Tuesday, March 15, 2016

Statement of Ranking Member John Conyers, Jr. Regulatory Reform, Commercial and Antitrust Law Subcommittee Hearing: “The Chevron Doctrine: Constitutional and Statutory Questions in Judicial Deference to Agencies”


Dean of the U.S. House
of Representatives
John Conyers, Jr.
Today’s hearing focuses on whether the Supreme Court’s articulation of judicial deference in Chevron is a concept that should be retained in federal administrative law. I believe the Chevron doctrine should be retained for several reasons.

To begin with, enhanced judicial review would make rulemaking even more costly and time-consuming for agencies. 

The federal rulemaking process is already deeply ossified. 

As the Nation’s leading administrative law scholars have long-observed, agency rulemaking is hampered by burdens imposed by both the courts and Congress.  Indeed, Professor Richard Pierce, one of our witnesses today, noted more than 20 years ago that the “the judicial branch is responsible for most of the ossification of the rulemaking process.”  

Heightened judicial review would only worsen this problem because it would force agencies to formulate even more detailed factual records and explanations. 

Enhanced judicial review could also have the perverse effect of undermining agency accountability and transparency.

It could encourage agencies to conduct rulemaking out of the public view, to issue guidance documents in lieu of rulemaking, or to cause them to avoid rulemaking altogether. 

I am also concerned that enhanced judicial review will undermine public participation in the rulemaking process.

As the nonpartisan Congressional Research Service has observed, “[p]ublic participation in agency decision making is highly sensitive to cost and delay” and applying greater judicial scrutiny of agency rulemaking will favor those who can afford these greater costs. 

Large corporate interests – which are accountable only to shareholders and devoted to maximizing profits – already have the edge with their vast resources to bury an agency in paperwork demands and litigation with a goal of weakening regulatory standards.

Rather than providing even more opportunities for the voices of corporate interests to prevail, we should be considering ways to ensure that the voices of the public are strengthened in the rulemaking process. 

Finally, enhanced judicial review would encourage judicial activism.

A less deferential judicial review standard would allow judges to effectively make public policy from the bench while lacking the specialized expertise that agencies possess.

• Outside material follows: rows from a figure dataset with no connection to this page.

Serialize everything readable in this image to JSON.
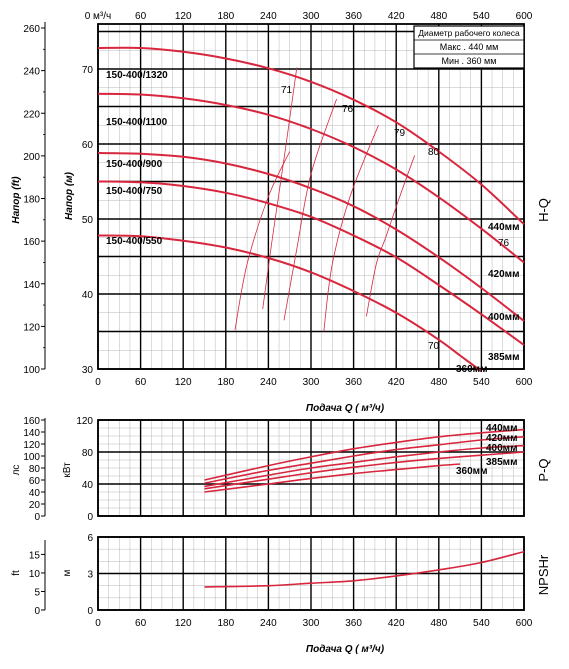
{
  "colors": {
    "curve": "#d7263d",
    "grid_major": "#000000",
    "grid_minor": "#b8b8b8",
    "text": "#000000"
  },
  "chart_data": [
    {
      "id": "hq",
      "type": "line",
      "side_label": "H-Q",
      "x_top_label": "0 м³/ч",
      "x_top_ticks": [
        "0 м³/ч",
        "60",
        "120",
        "180",
        "240",
        "300",
        "360",
        "420",
        "480",
        "540",
        "600"
      ],
      "x_ticks": [
        "0",
        "60",
        "120",
        "180",
        "240",
        "300",
        "360",
        "420",
        "480",
        "540",
        "600"
      ],
      "xlabel": "Подача Q ( м³/ч)",
      "xlim": [
        0,
        600
      ],
      "ylim_m": [
        30,
        75
      ],
      "ylabel_m": "Напор (м)",
      "ylabel_ft": "Напор (ft)",
      "yticks_m": [
        "30",
        "40",
        "50",
        "60",
        "70"
      ],
      "yticks_ft": [
        "100",
        "120",
        "140",
        "160",
        "180",
        "200",
        "220",
        "240",
        "260"
      ],
      "legend_box": {
        "title": "Диаметр рабочего колеса",
        "max": "Макс .   440 мм",
        "min": "Мин .   360 мм"
      },
      "model_labels": [
        "150-400/1320",
        "150-400/1100",
        "150-400/900",
        "150-400/750",
        "150-400/550"
      ],
      "series": [
        {
          "name": "440мм",
          "x": [
            0,
            60,
            120,
            180,
            240,
            300,
            360,
            420,
            480,
            540,
            600
          ],
          "y": [
            72.8,
            72.8,
            72.3,
            71.4,
            70.1,
            68.3,
            65.9,
            62.9,
            59.0,
            54.6,
            49.3
          ]
        },
        {
          "name": "420мм",
          "x": [
            0,
            60,
            120,
            180,
            240,
            300,
            360,
            420,
            480,
            540,
            600
          ],
          "y": [
            66.7,
            66.6,
            66.1,
            65.2,
            63.9,
            62.0,
            59.6,
            56.6,
            52.9,
            48.7,
            44.2
          ]
        },
        {
          "name": "400мм",
          "x": [
            0,
            60,
            120,
            180,
            240,
            300,
            360,
            420,
            480,
            540,
            600
          ],
          "y": [
            58.8,
            58.7,
            58.3,
            57.4,
            56.0,
            54.1,
            51.7,
            48.6,
            44.9,
            40.8,
            36.4
          ]
        },
        {
          "name": "385мм",
          "x": [
            0,
            60,
            120,
            180,
            240,
            300,
            360,
            420,
            480,
            540,
            600
          ],
          "y": [
            55.0,
            54.9,
            54.4,
            53.5,
            52.1,
            50.3,
            47.8,
            44.9,
            41.2,
            37.3,
            33.2
          ]
        },
        {
          "name": "360мм",
          "x": [
            0,
            60,
            120,
            180,
            240,
            300,
            360,
            420,
            480,
            510,
            540
          ],
          "y": [
            47.8,
            47.7,
            47.1,
            46.2,
            44.8,
            42.9,
            40.4,
            37.5,
            33.9,
            31.8,
            29.7
          ]
        }
      ],
      "efficiency_labels": [
        "71",
        "76",
        "79",
        "80",
        "76",
        "70"
      ],
      "efficiency_curves": [
        {
          "name": "70",
          "x": [
            193,
            210,
            240,
            270
          ],
          "y": [
            35.2,
            44.0,
            53.0,
            59.0
          ]
        },
        {
          "name": "71",
          "x": [
            232,
            245,
            262,
            280
          ],
          "y": [
            38.0,
            47.0,
            58.0,
            70.2
          ]
        },
        {
          "name": "76",
          "x": [
            262,
            280,
            300,
            336
          ],
          "y": [
            36.5,
            46.0,
            56.0,
            66.0
          ]
        },
        {
          "name": "79",
          "x": [
            318,
            330,
            355,
            395
          ],
          "y": [
            35.0,
            44.0,
            53.0,
            62.5
          ]
        },
        {
          "name": "80",
          "x": [
            378,
            392,
            405,
            425,
            446
          ],
          "y": [
            37.0,
            44.0,
            47.5,
            53.0,
            58.5
          ]
        }
      ]
    },
    {
      "id": "pq",
      "type": "line",
      "side_label": "P-Q",
      "xlim": [
        0,
        600
      ],
      "ylim_kw": [
        0,
        120
      ],
      "ylabel_kw": "кВт",
      "ylabel_hp": "лс",
      "yticks_kw": [
        "0",
        "40",
        "80",
        "120"
      ],
      "yticks_hp": [
        "0",
        "20",
        "40",
        "60",
        "80",
        "100",
        "120",
        "140",
        "160"
      ],
      "series": [
        {
          "name": "440мм",
          "x": [
            150,
            240,
            300,
            360,
            420,
            480,
            540,
            600
          ],
          "y": [
            45,
            63,
            74,
            84,
            92,
            99,
            104,
            108
          ]
        },
        {
          "name": "420мм",
          "x": [
            150,
            240,
            300,
            360,
            420,
            480,
            540,
            600
          ],
          "y": [
            41,
            57,
            66,
            75,
            83,
            89,
            95,
            99
          ]
        },
        {
          "name": "400мм",
          "x": [
            150,
            240,
            300,
            360,
            420,
            480,
            540,
            600
          ],
          "y": [
            37,
            51,
            60,
            67,
            74,
            80,
            85,
            88
          ]
        },
        {
          "name": "385мм",
          "x": [
            150,
            240,
            300,
            360,
            420,
            480,
            540,
            600
          ],
          "y": [
            34,
            46,
            54,
            61,
            67,
            72,
            76,
            80
          ]
        },
        {
          "name": "360мм",
          "x": [
            150,
            240,
            300,
            360,
            420,
            480,
            510
          ],
          "y": [
            30,
            40,
            47,
            53,
            58,
            63,
            65
          ]
        }
      ],
      "series_labels": [
        "440мм",
        "420мм",
        "400мм",
        "385мм",
        "360мм"
      ]
    },
    {
      "id": "npsh",
      "type": "line",
      "side_label": "NPSHr",
      "xlabel": "Подача Q ( м³/ч)",
      "xlim": [
        0,
        600
      ],
      "ylim_m": [
        0,
        6
      ],
      "ylabel_m": "м",
      "ylabel_ft": "ft",
      "x_ticks": [
        "0",
        "60",
        "120",
        "180",
        "240",
        "300",
        "360",
        "420",
        "480",
        "540",
        "600"
      ],
      "yticks_m": [
        "0",
        "3",
        "6"
      ],
      "yticks_ft": [
        "0",
        "5",
        "10",
        "15"
      ],
      "series": [
        {
          "name": "NPSHr",
          "x": [
            150,
            240,
            300,
            360,
            420,
            480,
            540,
            600
          ],
          "y": [
            1.9,
            2.0,
            2.2,
            2.4,
            2.8,
            3.3,
            3.9,
            4.8
          ]
        }
      ]
    }
  ]
}
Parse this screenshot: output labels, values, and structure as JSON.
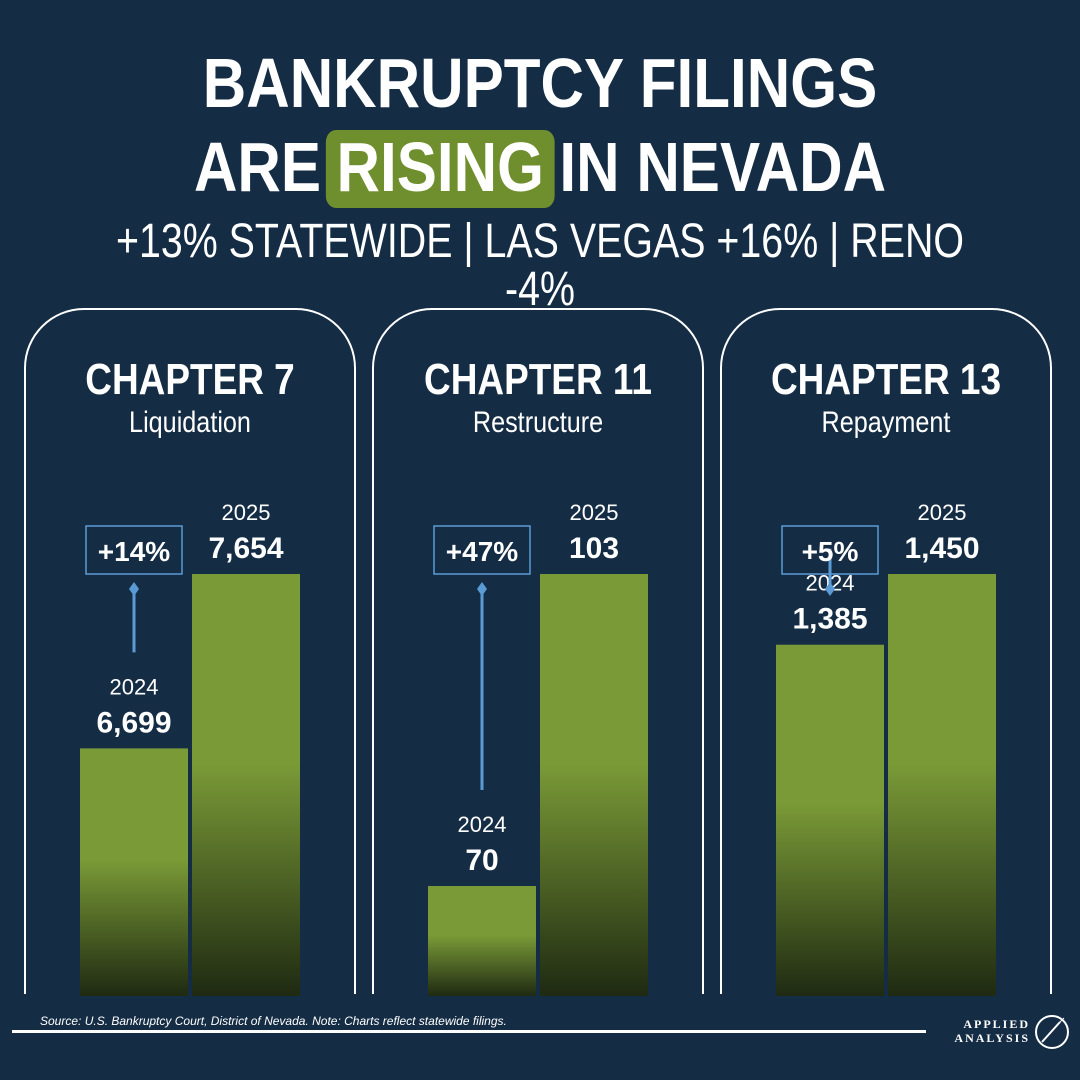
{
  "title": {
    "line1": "BANKRUPTCY FILINGS",
    "line2_pre": "ARE",
    "line2_highlight": "RISING",
    "line2_post": "IN NEVADA",
    "subtitle": "+13% STATEWIDE | LAS VEGAS +16% | RENO -4%"
  },
  "colors": {
    "background": "#152c45",
    "highlight": "#6f8f2e",
    "bar_top": "#7a9a37",
    "bar_bottom": "#1f2a12",
    "arrow": "#5b9bd5"
  },
  "chart_data": [
    {
      "type": "bar",
      "title": "CHAPTER 7",
      "subtitle": "Liquidation",
      "categories": [
        "2024",
        "2025"
      ],
      "values": [
        6699,
        7654
      ],
      "value_labels": [
        "6,699",
        "7,654"
      ],
      "change_label": "+14%"
    },
    {
      "type": "bar",
      "title": "CHAPTER 11",
      "subtitle": "Restructure",
      "categories": [
        "2024",
        "2025"
      ],
      "values": [
        70,
        103
      ],
      "value_labels": [
        "70",
        "103"
      ],
      "change_label": "+47%"
    },
    {
      "type": "bar",
      "title": "CHAPTER 13",
      "subtitle": "Repayment",
      "categories": [
        "2024",
        "2025"
      ],
      "values": [
        1385,
        1450
      ],
      "value_labels": [
        "1,385",
        "1,450"
      ],
      "change_label": "+5%"
    }
  ],
  "footer": {
    "source": "Source: U.S. Bankruptcy Court, District of Nevada. Note: Charts reflect statewide filings.",
    "logo_line1": "APPLIED",
    "logo_line2": "ANALYSIS"
  }
}
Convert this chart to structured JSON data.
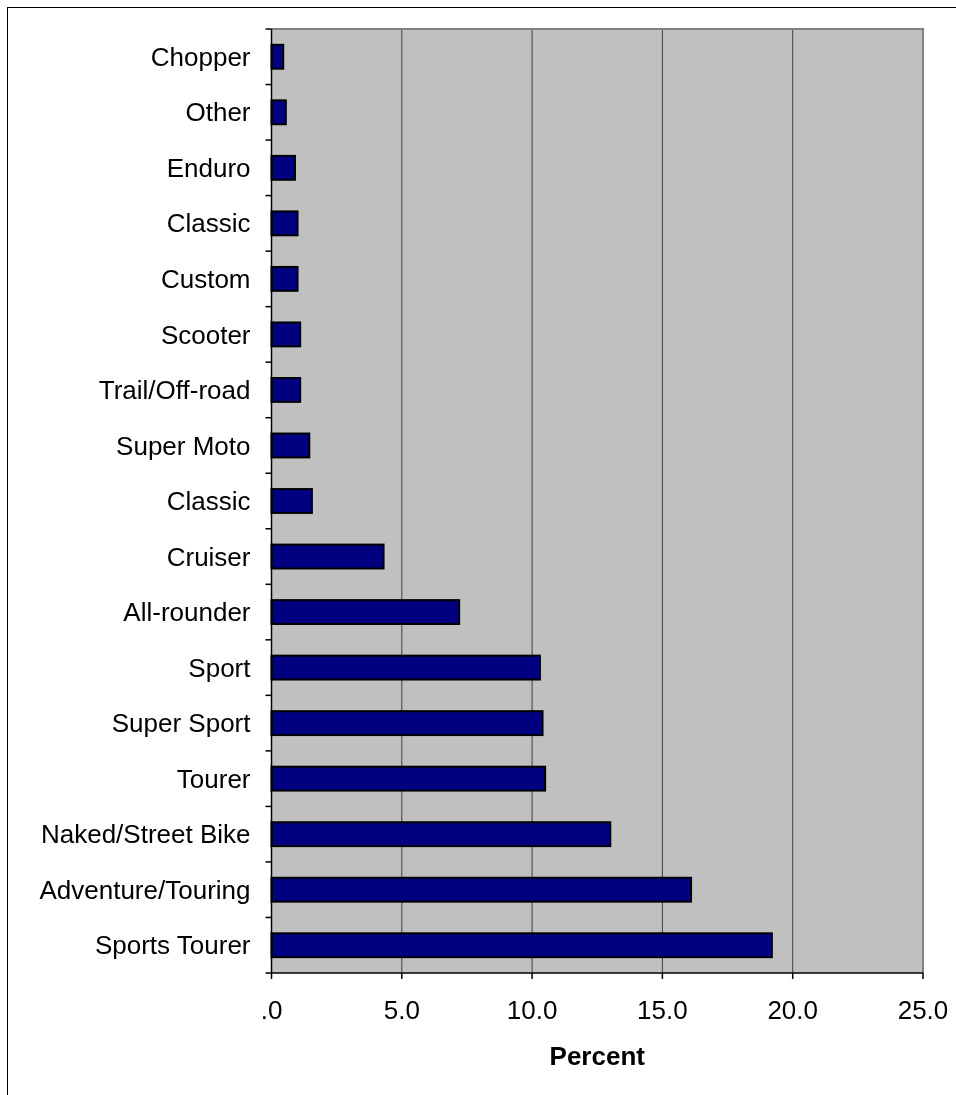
{
  "chart_data": {
    "type": "bar",
    "orientation": "horizontal",
    "categories": [
      "Chopper",
      "Other",
      "Enduro",
      "Classic",
      "Custom",
      "Scooter",
      "Trail/Off-road",
      "Super Moto",
      "Classic",
      "Cruiser",
      "All-rounder",
      "Sport",
      "Super Sport",
      "Tourer",
      "Naked/Street Bike",
      "Adventure/Touring",
      "Sports Tourer"
    ],
    "values": [
      0.45,
      0.55,
      0.9,
      1.0,
      1.0,
      1.1,
      1.1,
      1.45,
      1.55,
      4.3,
      7.2,
      10.3,
      10.4,
      10.5,
      13.0,
      16.1,
      19.2
    ],
    "color": "#000080",
    "xlabel": "Percent",
    "xlim": [
      0,
      25
    ],
    "xticks": [
      {
        "value": 0,
        "label": ".0"
      },
      {
        "value": 5,
        "label": "5.0"
      },
      {
        "value": 10,
        "label": "10.0"
      },
      {
        "value": 15,
        "label": "15.0"
      },
      {
        "value": 20,
        "label": "20.0"
      },
      {
        "value": 25,
        "label": "25.0"
      }
    ],
    "grid": "x"
  }
}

The Supreme Court has had numerous opportunities to expand judicial review of rulemaking, but it has consistently rejected this approach.  This reflects its long-held belief that generalist courts lack the subject-matter expertise of agencies, are politically unaccountable, and should not engage in making substantive determinations from the bench.

Enhanced judicial review, on the other hand, would allow generalist courts to impose their personal policy preferences.

It is ironic that the Majority – which has long decried “judicial activism” – now seeks to give the judiciary a greater role in agency rulemaking.

And, what would be the impact of slowing down the rulemaking process?  It means that rules intended to protect the health and safety of American citizens would take longer to promulgate and become effective. This means a delay for regulations that protect the quality of the air we breathe and the safety of the water we drink, and the food we consume. 

In closing, I thank the witnesses for being here today and I look forward to hearing their testimony.